Revisiting the Sea of Fertility
It’s been probably 25 years since I first read Yukio Mishima’s *Sea of Fertility* tetralogy, the first book of which is *Spring Snow*.
I’m quite pleased to have picked up Mishima again. Other than rereading some of his short stories (and *The Sound of Waves* which I read aloud with a woman I dated several years ago) I don’t think I’ve read any Mishima since my late teens or early twenties. In the last ten years or more I’ve read a lot of pulp genre fiction and a lot of nonfiction. Even though some of what would be classified as genre fiction (sci-fi) is excellent, I haven’t read a lot of the literature that I used to enjoy quite a bit.
As I’ve been working on my first novel (yes, work has continued on it since November) I’ve noticed that reading *Spring Snow* has had a direct impact on my writing process. Mishima dealt with human emotions, motivations, and foibles beautifully and I have trouble seeing all the points of view that I might like in a given scenario and set of characters. *Spring Snow* paints an antihero that is simultaneously sympathetic and unlikeable.
Kiyaoki, the central character of *Spring Snow* is at turns naïve and conniving, obsessive and languid, loving and cruel, lucid and irrational. During the course of the novel he cannot be said to have developed as a character or grown. In some ways *Spring Snow* is about the insanity of being in love. But perhaps more it is about the insane self-obsession of youth.

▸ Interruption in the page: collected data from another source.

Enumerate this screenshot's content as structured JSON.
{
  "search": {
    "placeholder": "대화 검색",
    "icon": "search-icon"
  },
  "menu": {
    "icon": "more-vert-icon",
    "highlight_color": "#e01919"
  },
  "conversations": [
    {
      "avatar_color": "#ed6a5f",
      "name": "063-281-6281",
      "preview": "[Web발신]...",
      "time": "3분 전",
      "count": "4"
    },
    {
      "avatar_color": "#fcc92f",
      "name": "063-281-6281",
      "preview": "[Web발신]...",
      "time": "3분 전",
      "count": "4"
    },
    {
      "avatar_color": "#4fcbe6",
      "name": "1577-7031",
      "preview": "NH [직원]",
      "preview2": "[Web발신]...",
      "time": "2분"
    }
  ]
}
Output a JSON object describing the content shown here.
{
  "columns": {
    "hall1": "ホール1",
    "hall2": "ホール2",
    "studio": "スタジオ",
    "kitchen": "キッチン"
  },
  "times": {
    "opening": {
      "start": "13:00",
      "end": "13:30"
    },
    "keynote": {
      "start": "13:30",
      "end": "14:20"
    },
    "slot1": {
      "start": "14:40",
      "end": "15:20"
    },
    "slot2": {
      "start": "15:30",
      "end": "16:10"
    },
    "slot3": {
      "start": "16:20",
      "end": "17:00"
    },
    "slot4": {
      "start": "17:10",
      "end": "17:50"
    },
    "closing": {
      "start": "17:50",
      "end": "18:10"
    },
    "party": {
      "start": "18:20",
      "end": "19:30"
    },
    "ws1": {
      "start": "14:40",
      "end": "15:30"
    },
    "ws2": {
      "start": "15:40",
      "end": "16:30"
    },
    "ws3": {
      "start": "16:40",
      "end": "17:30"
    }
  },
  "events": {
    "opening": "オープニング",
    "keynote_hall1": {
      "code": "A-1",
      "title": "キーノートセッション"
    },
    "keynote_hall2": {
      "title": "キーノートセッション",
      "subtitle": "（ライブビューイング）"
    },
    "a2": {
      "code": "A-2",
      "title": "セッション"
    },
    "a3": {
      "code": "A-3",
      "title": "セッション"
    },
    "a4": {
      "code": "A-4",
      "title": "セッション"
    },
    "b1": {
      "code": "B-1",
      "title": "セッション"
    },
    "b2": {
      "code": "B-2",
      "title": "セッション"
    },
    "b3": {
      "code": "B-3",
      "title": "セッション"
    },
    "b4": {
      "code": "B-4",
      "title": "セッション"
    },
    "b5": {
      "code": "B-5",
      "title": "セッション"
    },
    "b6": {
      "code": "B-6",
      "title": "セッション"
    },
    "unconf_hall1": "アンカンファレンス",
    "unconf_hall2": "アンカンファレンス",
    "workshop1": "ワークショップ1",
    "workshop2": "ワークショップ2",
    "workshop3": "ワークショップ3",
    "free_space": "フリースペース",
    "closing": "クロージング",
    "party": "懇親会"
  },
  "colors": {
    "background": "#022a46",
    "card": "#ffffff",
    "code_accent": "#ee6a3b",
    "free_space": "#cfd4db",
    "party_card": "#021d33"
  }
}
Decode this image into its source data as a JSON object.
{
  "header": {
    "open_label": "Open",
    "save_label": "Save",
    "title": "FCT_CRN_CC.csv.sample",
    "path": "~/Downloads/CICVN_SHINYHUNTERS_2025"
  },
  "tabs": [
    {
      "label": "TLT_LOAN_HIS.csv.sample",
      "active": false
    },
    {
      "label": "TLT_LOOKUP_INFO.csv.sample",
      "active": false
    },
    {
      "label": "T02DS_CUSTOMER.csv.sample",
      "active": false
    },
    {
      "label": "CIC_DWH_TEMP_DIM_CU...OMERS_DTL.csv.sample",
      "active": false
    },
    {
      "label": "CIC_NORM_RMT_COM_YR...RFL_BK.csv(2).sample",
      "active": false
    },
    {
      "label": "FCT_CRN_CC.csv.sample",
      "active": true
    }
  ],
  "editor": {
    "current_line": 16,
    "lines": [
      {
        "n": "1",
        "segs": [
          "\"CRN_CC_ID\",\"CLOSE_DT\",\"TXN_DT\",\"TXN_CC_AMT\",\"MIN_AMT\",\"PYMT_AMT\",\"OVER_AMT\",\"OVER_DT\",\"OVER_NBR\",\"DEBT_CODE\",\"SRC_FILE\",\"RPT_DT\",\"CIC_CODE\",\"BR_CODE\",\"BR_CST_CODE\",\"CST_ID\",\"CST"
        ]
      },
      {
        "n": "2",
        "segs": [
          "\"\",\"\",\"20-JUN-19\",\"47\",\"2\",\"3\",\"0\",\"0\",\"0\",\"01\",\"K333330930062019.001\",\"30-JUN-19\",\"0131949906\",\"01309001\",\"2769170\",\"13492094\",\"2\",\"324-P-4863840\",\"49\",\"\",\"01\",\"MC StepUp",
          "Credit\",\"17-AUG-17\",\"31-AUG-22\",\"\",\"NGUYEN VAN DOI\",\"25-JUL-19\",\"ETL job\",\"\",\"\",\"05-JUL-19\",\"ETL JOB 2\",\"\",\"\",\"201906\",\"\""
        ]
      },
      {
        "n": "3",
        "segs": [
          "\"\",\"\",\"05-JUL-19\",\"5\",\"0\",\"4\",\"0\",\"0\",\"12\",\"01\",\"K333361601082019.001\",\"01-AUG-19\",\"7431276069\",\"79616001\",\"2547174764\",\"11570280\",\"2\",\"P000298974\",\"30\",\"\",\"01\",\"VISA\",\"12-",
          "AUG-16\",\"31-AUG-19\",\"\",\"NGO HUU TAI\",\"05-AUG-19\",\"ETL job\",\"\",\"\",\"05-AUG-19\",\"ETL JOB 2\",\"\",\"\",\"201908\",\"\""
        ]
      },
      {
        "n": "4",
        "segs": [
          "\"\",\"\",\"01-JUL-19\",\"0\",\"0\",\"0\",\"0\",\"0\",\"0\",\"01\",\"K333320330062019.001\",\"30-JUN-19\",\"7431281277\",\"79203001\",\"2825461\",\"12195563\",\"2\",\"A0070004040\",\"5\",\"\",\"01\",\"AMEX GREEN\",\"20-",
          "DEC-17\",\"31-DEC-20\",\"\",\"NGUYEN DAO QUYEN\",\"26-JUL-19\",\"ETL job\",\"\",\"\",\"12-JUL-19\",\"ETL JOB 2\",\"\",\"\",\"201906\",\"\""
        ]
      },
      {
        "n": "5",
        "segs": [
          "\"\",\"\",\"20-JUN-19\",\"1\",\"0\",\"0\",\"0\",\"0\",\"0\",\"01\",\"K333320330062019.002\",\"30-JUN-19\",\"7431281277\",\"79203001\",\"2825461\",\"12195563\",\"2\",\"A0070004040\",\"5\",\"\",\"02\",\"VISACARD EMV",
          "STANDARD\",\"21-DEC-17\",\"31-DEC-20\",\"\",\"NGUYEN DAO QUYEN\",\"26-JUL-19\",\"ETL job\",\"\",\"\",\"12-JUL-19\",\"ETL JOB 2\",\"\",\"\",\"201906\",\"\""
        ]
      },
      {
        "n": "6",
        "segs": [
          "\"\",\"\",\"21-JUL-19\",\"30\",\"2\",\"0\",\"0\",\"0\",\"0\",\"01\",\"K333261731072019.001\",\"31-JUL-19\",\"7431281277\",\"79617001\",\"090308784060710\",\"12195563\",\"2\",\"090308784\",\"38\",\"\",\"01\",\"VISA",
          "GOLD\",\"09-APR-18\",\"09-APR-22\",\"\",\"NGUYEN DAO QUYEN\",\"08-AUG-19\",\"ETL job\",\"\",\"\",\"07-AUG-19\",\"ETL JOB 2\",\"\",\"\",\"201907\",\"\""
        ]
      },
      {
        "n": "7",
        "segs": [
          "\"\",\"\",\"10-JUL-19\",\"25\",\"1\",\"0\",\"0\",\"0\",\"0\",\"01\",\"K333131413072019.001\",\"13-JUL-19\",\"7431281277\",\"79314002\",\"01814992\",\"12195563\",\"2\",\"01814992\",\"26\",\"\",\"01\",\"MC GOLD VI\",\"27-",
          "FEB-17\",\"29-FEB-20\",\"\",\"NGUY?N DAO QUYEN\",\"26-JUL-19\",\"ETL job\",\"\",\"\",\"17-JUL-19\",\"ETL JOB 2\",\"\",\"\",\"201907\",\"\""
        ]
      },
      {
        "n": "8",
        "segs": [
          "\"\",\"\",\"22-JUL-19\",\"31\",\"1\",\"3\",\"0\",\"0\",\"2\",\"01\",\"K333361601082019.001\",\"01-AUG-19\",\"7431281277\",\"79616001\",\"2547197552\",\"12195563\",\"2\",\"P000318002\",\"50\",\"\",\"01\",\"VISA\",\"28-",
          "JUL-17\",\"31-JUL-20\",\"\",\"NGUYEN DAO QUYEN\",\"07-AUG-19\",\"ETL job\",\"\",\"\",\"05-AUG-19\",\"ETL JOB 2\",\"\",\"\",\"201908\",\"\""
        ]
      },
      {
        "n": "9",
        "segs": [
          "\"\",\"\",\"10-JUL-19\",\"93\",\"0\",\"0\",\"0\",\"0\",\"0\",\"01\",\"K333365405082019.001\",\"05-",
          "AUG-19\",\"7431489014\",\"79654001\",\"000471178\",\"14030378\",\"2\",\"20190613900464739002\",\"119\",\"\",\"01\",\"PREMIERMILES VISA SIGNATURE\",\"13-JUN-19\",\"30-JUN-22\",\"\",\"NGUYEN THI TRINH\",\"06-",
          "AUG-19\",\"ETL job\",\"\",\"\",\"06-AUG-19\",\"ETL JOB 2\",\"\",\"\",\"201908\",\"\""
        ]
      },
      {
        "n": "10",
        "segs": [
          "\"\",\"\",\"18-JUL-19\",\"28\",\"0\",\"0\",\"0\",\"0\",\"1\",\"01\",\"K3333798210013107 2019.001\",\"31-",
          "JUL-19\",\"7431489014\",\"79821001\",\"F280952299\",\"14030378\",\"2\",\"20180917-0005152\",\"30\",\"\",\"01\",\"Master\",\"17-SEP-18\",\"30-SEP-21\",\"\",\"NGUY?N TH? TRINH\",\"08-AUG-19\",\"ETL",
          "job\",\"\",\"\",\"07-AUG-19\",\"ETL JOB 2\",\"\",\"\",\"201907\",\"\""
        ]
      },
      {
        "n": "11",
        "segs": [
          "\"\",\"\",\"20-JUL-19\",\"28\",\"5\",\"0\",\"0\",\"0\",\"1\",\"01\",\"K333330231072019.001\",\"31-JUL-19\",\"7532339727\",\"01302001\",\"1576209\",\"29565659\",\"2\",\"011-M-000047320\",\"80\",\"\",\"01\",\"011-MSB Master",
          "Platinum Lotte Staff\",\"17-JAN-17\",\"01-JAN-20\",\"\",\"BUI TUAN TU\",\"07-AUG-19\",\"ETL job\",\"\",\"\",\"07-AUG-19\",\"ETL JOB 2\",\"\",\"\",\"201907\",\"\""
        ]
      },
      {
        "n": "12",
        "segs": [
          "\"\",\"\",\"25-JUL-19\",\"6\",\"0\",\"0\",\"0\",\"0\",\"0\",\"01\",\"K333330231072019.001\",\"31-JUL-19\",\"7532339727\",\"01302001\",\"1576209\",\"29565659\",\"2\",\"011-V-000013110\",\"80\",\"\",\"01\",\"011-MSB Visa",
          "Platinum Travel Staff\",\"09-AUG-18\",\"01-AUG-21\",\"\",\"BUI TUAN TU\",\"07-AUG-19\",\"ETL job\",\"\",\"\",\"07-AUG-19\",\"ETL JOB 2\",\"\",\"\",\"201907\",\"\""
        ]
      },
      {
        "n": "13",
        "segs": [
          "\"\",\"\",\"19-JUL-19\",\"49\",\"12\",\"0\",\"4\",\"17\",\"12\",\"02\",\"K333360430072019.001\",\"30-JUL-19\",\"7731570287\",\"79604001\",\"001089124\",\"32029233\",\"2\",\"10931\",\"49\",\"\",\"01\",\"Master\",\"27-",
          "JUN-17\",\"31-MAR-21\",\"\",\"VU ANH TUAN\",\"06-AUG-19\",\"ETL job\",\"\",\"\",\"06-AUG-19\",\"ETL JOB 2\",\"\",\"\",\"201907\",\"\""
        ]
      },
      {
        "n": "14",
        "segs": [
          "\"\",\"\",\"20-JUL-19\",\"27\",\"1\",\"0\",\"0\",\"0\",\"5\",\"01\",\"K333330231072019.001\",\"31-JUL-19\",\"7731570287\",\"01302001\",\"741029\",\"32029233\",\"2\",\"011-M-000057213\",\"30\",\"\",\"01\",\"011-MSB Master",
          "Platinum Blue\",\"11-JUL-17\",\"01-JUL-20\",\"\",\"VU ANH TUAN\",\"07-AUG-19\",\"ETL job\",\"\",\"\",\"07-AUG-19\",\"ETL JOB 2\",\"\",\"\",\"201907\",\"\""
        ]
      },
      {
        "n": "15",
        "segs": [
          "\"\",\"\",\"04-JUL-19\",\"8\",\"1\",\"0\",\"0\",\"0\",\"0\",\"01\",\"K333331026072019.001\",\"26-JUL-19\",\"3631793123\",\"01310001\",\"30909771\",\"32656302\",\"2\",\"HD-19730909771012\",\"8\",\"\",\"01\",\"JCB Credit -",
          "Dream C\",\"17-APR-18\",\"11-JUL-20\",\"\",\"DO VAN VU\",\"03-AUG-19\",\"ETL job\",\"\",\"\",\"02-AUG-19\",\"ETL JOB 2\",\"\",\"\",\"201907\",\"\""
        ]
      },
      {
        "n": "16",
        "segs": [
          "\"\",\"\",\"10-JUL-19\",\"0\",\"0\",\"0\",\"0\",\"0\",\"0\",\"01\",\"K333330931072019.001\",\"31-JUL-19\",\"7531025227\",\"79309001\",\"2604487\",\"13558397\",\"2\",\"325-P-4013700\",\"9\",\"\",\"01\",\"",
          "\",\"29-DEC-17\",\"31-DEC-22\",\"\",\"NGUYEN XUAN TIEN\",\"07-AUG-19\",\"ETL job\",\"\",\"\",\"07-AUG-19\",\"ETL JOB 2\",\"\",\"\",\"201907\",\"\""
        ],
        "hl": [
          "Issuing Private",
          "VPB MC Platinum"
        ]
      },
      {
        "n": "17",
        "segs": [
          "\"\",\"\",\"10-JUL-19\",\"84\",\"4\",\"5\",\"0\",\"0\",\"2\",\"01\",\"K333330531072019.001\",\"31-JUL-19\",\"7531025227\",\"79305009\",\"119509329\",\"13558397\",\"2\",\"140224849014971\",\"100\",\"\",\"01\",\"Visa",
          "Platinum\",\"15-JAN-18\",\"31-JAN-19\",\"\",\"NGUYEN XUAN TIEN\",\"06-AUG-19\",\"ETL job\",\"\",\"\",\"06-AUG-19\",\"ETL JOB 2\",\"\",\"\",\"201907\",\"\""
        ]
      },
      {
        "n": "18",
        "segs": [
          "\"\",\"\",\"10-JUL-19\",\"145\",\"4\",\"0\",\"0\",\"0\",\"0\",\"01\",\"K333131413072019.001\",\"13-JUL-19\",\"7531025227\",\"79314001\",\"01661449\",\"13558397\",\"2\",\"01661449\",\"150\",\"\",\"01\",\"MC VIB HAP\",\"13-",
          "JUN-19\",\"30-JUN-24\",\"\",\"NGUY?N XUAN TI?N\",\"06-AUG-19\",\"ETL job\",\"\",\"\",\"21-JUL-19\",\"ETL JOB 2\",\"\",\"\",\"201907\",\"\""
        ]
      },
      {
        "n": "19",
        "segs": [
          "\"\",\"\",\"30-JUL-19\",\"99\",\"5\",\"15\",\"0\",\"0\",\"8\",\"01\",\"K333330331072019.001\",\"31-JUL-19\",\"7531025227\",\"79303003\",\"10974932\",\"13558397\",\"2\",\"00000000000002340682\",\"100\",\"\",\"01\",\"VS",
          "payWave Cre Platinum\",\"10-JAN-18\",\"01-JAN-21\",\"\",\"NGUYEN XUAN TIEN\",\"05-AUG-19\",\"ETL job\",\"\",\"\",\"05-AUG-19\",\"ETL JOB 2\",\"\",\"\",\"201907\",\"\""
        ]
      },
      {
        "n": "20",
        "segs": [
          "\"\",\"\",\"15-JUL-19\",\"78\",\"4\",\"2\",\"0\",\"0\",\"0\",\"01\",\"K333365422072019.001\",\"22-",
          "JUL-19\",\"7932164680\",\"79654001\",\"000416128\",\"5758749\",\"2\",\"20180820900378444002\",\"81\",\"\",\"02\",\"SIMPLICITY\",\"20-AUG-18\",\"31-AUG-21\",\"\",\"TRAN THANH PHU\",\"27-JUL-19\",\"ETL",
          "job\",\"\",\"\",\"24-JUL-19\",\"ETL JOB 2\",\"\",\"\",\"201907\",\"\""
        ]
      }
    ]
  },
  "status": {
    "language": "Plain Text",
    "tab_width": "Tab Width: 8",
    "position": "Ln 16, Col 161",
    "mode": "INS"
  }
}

*Spring Snow* could be called *romance noir* inasmuch as the plot resembles the narrative structure of film noir. At several points the plot could easily be resolved by the right action of the protagonist, and at these points the protagonist, for varied reasons, selects the destructive path. I almost expected it to end with tommygun fire.
What really makes me glad to have picked up Mishima again is Mishima’s talent for lush description. When I read my own writing, it often feels flat and colorless. When I write I am often afraid that I will bore the reader with too much extraneous detail, and that important things will get lost. If I describe a tree in the first chapter I feel guilty if that tree doesn’t shoot someone by the third chapter.
But Mishima has no such fear. To be fair, his descriptions are not extraneous. However they are lavishly detailed. Each detail contributes perhaps only in a small way to the tone of the novel or to the themes Mishima wants to explore, but each detail does fit. At the beginning of the first chapter Mishima takes two pages — nearly 900 words (by comparison this entire book report is 884 words) — to describe a single photograph in Kiyaoki’s grandmother’s house.
Reading this kind of richly textured prose and elaborate description has helped me feel a bit freer in my own writing. Mishima has given me the permission to linger over a setting and give it the texture that it deserves. Compare a line from my first draft:
> The bar was a dive.
With the corresponding description from my second draft:
> Once upon a time the bar’s name — The Dive Inn — had been an ironic pun. In its earlier life it was respectably posh and had done a brisk lunch trade. It had been a cozy place for young professionals to gather in the evenings. But the irony had become a fulfilled prophecy: the place was a dive. No one came for the food or the view any longer. The view of the harbor could have been lovely if it weren’t for the burned-out warehouses, abandoned factories, and the collection of shipping cranes that its hillside vantage provided. Between five and midnight there would be a good number of workers in for their after-work drinks, but during the day it was place for the chronic regulars who wanted either to forget or be forgotten.
This is at once a bit of exaggeration and a minimal example. The difference in length is chosen for comic effect and the description of the setting is not lengthy or detailed. Nevertheless it does serve to distinguish between naming a setting and building an environment. Reading Mishima’s example has provided for me the kind of permission to sit back with my locations and let them be built in ways that hopefully feel authentic and immediate to the reader.
This leaves me with a question of balance, but that is an ongoing process. I can always pare back the descriptions if I’ve overdone them and they distract rather than enrich my story. But here is what rereading Mishima has done for me: it reminded me of one of the aspects of literature that I appreciate. It’s a piece of writing advice that is old enough that I can’t find its original author: *write the story you want to read.* *Spring Snow* may not be the story I want to read, but it is a story told in the manner I want to read. There are other ways in which my novel is the book I want to read. Reading *Spring Snow* has helped me find the permission to stretch my legs and write in a less constrained manner.